By MARK FORBES
Source: Sydney Morning Herald
Nearly every potential Olympian has signed a pledge to repay any public funding and incentives if he or she tests positive to drugs before or during the Sydney Games.
More than 1,000 of our leading athletes and support staff have made the pledge as part of their team agreement with the Australian Olympic Committee. Sponsors of athletes have also included an anti-doping clause in their agreements at the instigation of the AOC. The secretary-general of the AOC, Mr Craig McLatchey, said any athlete who had not signed the pledge would not be selected for the Olympics.
“It’s a significant financial disincentive,” Mr McLatchey said. “Using a performance-enhancing substance is cheating and anyone caught cheating will be penalised.”
All 1,200 members of the Australian “shadow team” – possible Olympic competitors – have been written to and asked to sign the pledge as part of their team agreement. More than 1,000 have already signed, including almost every high-profile athlete. The remainder, mostly those overseas, are expected to sign soon.
Mr McLatchey said the initiative, begun by the AOC last year, arose from concerns that athletes are motivated to take sports drugs for financial gain.

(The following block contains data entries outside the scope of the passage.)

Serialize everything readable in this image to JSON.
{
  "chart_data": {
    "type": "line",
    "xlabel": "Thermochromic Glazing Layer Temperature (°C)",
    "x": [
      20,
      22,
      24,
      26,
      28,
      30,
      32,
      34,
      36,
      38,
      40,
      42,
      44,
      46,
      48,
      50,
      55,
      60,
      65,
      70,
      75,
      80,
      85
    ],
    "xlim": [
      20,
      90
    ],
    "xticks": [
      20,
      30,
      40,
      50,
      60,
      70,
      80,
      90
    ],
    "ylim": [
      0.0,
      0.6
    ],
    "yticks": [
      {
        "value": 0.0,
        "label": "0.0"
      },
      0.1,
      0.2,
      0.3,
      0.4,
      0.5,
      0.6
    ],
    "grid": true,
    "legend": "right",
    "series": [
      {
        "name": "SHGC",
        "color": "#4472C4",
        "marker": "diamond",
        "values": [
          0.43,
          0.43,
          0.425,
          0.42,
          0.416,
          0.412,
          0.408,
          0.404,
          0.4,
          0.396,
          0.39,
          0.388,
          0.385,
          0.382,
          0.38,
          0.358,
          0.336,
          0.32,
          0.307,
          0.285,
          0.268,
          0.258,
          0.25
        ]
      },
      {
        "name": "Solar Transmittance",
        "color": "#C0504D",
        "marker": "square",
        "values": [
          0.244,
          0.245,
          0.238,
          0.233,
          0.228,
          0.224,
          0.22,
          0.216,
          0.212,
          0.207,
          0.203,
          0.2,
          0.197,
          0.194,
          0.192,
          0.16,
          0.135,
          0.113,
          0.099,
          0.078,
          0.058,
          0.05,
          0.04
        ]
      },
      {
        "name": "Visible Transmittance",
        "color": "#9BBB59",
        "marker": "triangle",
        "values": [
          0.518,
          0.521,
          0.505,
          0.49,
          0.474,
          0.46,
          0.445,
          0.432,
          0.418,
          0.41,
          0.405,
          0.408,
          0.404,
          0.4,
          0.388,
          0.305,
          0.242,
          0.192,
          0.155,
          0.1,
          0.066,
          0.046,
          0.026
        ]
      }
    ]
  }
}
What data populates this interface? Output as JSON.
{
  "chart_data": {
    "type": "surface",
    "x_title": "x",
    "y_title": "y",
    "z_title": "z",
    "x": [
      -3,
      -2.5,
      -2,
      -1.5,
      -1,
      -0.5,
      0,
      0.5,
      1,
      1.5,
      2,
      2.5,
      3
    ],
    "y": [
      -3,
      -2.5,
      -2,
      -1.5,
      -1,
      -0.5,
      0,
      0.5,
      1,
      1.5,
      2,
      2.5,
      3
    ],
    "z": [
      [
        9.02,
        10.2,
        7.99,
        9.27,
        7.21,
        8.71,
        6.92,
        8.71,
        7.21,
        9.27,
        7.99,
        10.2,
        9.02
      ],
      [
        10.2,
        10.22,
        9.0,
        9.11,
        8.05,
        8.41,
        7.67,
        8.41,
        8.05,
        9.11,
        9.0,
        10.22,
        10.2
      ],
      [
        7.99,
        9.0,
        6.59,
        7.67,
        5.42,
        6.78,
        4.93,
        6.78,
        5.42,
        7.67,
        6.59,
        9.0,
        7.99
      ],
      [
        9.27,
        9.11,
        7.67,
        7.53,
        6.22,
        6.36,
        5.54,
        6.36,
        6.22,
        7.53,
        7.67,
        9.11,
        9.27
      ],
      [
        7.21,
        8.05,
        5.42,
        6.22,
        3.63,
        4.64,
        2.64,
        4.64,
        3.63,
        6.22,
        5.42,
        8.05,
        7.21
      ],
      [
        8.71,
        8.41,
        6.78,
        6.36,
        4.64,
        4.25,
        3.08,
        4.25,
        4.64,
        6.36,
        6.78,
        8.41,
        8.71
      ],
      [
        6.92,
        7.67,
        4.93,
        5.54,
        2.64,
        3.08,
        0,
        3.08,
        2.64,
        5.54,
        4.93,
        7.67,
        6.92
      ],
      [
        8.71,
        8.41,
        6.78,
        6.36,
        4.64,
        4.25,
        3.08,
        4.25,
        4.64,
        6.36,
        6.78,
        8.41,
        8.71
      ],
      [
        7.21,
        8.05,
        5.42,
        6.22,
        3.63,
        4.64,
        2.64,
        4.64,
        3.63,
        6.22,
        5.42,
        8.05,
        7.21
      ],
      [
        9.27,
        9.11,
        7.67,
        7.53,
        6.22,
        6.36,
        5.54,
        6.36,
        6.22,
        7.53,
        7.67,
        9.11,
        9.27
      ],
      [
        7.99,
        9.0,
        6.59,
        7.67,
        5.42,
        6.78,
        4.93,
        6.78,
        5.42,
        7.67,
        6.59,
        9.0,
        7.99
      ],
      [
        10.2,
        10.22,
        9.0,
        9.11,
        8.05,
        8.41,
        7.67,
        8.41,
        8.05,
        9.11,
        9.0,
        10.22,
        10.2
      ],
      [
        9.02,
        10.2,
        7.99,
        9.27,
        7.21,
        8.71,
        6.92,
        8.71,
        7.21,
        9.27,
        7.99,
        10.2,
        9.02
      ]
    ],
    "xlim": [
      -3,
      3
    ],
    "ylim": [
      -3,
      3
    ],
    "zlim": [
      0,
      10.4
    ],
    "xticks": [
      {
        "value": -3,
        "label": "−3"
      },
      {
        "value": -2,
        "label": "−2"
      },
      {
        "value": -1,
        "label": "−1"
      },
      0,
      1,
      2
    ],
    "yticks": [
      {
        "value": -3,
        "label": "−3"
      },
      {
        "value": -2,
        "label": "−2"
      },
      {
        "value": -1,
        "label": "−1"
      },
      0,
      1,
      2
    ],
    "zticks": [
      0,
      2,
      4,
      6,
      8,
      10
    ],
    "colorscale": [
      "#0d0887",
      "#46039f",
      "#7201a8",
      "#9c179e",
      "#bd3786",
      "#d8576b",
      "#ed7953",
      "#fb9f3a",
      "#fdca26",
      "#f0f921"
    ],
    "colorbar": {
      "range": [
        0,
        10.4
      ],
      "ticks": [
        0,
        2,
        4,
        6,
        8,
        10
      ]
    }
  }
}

“It was put to us that athletes could be tempted to use banned sports drugs because of the financial incentive,” he said. “We wanted to create a financial disincentive to balance it out.”
Athletes found committing doping offences at the Olympics will have to repay all benefits paid to them by the AOC and the Fosters Sports Foundation in connection with the Games. Successful athletes would also have to repay any awards from the AOC’s lucrative medal incentive scheme in the event of a positive test, Mr McLatchey said. The conditions also extend to coaches and support staff, who will face life bans from the Olympics if implicated in doping and have to repay any financial support they have received.
“We want to win,” Mr McLatchey said. “But only fairly.” A large number of elite athletes have included the anti-doping clause in their private sponsorship deals, he said. Many large sport sponsors have also approached the AOC to say they had adopted the initiative.
Several companies, such as Telstra and the National Australia Bank, confirmed they had included anti-doping clauses in their contracts. The clauses are designed to terminate sponsorships in the case of inappropriate behaviour. Nike said it was considering introducing an anti-doping clause in its sponsorships.
“We have a stake in upholding public perceptions and drugs in sport is an important issue,” a Nike spokeswoman said.